Heart4Harlow: Walk with the Cross – a montage for 2020
Communities / Fri 10th Apr 2020 at 01:20pm
Walk with the Cross – a montage for 2020
From Ian Beckett, Chair of the Heart4Harlow Civic Group
I doubt many of us will forget Good Friday 2020 for a long time, and certainly this will be a year to remember. Normally, by now, Harlow’s Christian Community would have united in witness and undertook the annual Walk with the Cross, enacted scenes from Christ’s Passion, worshipped with gusto in the Harvey Centre and settled down to lunch at St Paul’s Church in our town centre. I have put together a montage of images from previous years to accompany this message.
We knew this was going to be a challenging Easter months ago.
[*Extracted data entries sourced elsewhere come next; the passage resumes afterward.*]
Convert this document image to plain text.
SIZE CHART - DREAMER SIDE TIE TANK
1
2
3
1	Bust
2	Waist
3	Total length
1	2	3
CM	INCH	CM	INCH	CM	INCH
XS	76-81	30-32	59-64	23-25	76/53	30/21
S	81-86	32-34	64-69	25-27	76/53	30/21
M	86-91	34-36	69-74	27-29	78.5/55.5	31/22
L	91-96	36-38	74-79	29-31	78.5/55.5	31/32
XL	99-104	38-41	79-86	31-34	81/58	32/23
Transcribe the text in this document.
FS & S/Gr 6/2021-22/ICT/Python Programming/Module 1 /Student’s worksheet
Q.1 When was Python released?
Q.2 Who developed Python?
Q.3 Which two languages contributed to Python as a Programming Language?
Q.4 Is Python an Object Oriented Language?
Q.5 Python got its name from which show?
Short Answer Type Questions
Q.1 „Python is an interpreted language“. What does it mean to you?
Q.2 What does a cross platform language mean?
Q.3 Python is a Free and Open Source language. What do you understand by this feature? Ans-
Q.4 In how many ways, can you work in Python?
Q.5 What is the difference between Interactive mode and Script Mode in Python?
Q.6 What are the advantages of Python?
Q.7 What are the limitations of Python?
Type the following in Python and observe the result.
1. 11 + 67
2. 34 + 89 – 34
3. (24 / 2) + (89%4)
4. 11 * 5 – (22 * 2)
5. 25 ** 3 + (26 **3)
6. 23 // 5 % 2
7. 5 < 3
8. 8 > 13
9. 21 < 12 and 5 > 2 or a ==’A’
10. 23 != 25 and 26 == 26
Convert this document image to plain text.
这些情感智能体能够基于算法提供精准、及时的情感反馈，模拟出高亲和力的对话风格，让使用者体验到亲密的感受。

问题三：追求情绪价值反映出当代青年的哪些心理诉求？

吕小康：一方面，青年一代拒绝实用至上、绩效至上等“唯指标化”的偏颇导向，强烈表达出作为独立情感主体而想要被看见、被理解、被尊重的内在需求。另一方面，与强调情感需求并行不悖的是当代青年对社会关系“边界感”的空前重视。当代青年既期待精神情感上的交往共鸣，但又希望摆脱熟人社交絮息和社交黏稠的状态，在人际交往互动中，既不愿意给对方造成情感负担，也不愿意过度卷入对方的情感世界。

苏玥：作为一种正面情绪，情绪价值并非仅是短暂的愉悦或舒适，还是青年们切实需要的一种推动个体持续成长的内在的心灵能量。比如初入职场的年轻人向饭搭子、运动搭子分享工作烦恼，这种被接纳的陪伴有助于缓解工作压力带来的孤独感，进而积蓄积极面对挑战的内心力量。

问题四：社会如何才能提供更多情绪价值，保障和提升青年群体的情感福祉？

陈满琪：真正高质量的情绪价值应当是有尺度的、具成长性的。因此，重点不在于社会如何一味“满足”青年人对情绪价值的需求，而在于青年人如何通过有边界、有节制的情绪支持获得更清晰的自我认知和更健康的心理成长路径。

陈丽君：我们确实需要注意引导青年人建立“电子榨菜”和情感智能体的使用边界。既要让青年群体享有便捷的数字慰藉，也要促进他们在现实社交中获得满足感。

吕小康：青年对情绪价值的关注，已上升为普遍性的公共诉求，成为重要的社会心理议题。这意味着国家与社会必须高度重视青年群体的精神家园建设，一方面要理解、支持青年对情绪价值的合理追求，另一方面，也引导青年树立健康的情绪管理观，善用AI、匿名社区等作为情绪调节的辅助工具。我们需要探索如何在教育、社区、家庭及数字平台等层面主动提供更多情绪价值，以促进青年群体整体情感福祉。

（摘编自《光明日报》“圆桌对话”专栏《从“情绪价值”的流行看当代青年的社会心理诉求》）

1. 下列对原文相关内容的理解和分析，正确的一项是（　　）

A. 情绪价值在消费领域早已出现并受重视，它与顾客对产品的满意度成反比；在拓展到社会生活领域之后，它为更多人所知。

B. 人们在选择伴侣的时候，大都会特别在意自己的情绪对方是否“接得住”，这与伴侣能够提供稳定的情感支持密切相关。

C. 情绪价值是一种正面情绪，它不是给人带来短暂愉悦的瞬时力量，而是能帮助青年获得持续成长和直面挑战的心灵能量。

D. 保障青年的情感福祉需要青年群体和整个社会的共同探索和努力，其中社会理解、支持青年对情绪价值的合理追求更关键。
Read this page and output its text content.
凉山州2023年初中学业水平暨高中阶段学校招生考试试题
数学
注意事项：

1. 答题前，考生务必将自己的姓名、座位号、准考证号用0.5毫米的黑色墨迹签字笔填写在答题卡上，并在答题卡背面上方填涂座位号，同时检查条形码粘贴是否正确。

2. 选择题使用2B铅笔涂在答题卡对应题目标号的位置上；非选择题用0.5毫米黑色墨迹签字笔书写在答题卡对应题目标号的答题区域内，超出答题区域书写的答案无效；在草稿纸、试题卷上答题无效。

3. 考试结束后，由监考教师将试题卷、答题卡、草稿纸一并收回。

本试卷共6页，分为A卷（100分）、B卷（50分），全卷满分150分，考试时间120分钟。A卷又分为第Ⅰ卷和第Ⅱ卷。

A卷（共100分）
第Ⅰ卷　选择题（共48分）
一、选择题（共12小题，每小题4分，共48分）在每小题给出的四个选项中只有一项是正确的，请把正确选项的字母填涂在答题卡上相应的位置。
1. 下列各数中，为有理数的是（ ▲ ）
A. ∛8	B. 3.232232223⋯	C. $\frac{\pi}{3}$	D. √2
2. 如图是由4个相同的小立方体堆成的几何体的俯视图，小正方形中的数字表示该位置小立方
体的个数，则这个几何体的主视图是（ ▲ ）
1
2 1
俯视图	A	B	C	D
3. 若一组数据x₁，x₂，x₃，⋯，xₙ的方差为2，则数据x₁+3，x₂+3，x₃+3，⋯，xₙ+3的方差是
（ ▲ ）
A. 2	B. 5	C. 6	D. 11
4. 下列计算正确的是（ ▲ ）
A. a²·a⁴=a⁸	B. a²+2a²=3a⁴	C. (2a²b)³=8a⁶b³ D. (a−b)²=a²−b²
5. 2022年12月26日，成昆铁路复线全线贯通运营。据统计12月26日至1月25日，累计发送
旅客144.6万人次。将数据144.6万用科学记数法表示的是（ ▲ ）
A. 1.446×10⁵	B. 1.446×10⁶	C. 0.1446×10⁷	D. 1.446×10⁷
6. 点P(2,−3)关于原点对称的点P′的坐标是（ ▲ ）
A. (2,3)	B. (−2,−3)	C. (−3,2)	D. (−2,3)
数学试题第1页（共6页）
Thoughts about how we would “do church differently” were abundant and many of these have been realised, through online services and robust communications with our church communities. We considered a virtual Walk with the Cross but the idea came too late and lockdown prevented that idea coming to fruition.
I have a vision that next year we might consider a very different Walk with the Cross. A number of Walks with the Cross actually: imagine four different walks with crosses, from the four corners of the town, taking in our different churches and places of worship, converging on our town centre, bringing our town together. Now is the time to dare to dream and with faith I honestly believe many of our dreams today can be made real when we come out of this time of crisis.
Heart4Harlow was already changing before we faced this latest challenge. We were already aware that we needed to be doing things differently. We knew that existing relationships needed to be strengthen and new relationships developed in our churches and faith groups, with our elected representatives and political parties, with our businesses and commerce, with the arts, education and sport and with our health service and the workers on whom we so desperately depend at this time.
The challenge to change is for all of us, not just Heart4Harlow. Easter is a time of change and a time to change. As the darkness of Good Friday gives way to light and renewed hope on Easter Sunday it is worth reflecting upon the sacrifices we are being asked to make, the greater sacrifices that many vital frontline workers are making, and the greatest sacrifice that I believe was made for all of us by Christ Jesus over two thousand years ago.
Have blessed and joyful Easter. Stay home, stay safe, stay well.